Reputation: 41
I have a dataframe where one of the columns contains the links to webpages I want to scrape with rvest. I would like to download some links, store them in another column, and download some texts from them. I tried to do it using lapply
but I get Error in UseMethod("xml_find_all") : no applicable method for 'xml_find_all' applied to an object of class "function"
at the second step. Maybe the problem could be that the first links are saved as a list. Do you know how I can solve it?
This is my MWE (in my full dataset I have around 5000 links, should I use Sys.sleep
and how?)
library(rvest)
df <- structure(list(numeroAtto = c("2855", "2854", "327", "240", "82"
), testo = c("http://dati.camera.it/ocd/versioneTestoAtto.rdf/vta18_leg.18.pdl.camera.2855.18PDL0127540",
"http://dati.camera.it/ocd/versioneTestoAtto.rdf/vta18_leg.18.pdl.camera.327.18PDL0003550",
"http://dati.camera.it/ocd/versioneTestoAtto.rdf/vta18_leg.18.pdl.camera.327.18PDL0003550",
"http://dati.camera.it/ocd/versioneTestoAtto.rdf/vta18_leg.18.pdl.camera.240.18PDL0007740",
"http://dati.camera.it/ocd/versioneTestoAtto.rdf/vta18_leg.18.pdl.camera.82.18PDL0001750"
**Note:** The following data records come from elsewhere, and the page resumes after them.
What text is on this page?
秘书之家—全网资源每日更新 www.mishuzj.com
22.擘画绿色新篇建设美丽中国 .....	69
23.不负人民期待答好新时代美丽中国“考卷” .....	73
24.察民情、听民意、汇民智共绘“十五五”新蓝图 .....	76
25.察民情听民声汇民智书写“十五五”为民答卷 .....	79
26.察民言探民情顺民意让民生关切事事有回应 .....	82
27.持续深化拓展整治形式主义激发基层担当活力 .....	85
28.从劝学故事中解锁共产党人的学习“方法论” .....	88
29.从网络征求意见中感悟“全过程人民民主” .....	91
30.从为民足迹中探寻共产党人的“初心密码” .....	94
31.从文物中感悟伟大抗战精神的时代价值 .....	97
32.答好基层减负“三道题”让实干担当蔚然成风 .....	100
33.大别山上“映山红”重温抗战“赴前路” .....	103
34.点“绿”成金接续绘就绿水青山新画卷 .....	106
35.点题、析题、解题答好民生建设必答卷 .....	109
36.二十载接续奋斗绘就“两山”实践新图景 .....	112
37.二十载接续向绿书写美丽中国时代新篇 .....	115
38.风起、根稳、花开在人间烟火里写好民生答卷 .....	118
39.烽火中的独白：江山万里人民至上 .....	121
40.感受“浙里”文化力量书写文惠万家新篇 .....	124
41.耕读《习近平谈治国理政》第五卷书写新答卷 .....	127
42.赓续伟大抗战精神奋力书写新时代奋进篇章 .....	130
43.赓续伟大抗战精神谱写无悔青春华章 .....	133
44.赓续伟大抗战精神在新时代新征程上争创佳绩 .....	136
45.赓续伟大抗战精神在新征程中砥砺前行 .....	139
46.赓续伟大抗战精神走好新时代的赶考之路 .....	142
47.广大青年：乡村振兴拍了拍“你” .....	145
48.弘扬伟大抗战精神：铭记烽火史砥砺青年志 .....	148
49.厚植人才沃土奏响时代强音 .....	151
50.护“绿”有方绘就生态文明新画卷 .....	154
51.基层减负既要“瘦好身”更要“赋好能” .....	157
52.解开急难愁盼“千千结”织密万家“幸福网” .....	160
)), row.names = c(NA, 5L), class = "data.frame")
df$links_text <- lapply(df$testo, function(x) {
page <- read_html(x)
links <- html_nodes(page, '.value:nth-child(8) .fixed') %>%
html_text(trim = T)
})
df$text <- lapply(df$links_text, function(x) {
page1 <- read_html(x)
links1 <- html_nodes(page, 'p') %>%
html_text(trim = T)
})
Upvotes: 1
Views: 128
Reputation: 388982
You may do this in single sapply
command and use tryCatch
to handle errors.
library(rvest)
df$text <- sapply(df$testo, function(x) {
tryCatch({
x %>%
read_html() %>%
html_nodes('.value:nth-child(8) .fixed') %>%
html_text(trim = T) %>%
read_html %>%
html_nodes('p') %>%
html_text(trim = T) %>%
toString()
}, error = function(e) NA)
})
Upvotes: 1
Reputation: 141
You want links1 <- html_nodes(page, 'p')
to refer to page1
, not page
.
[Otherwise (as there is no object page
in the function environment, it is trying to apply html_nodes to the utils function page
]
In terms of Sys_sleep
, it is fairly optional. Check in the page html and see whether there is anything in the code or user agreement prohibiting scraping. If so, then scraping more kindly to the server might improve your chances of not getting blocked!
You can just include Sys.sleep(n)
in your function where you create df$text
. n is up to you, I've had luck with 1-3 seconds, but it does become pretty slow/long!
Upvotes: 2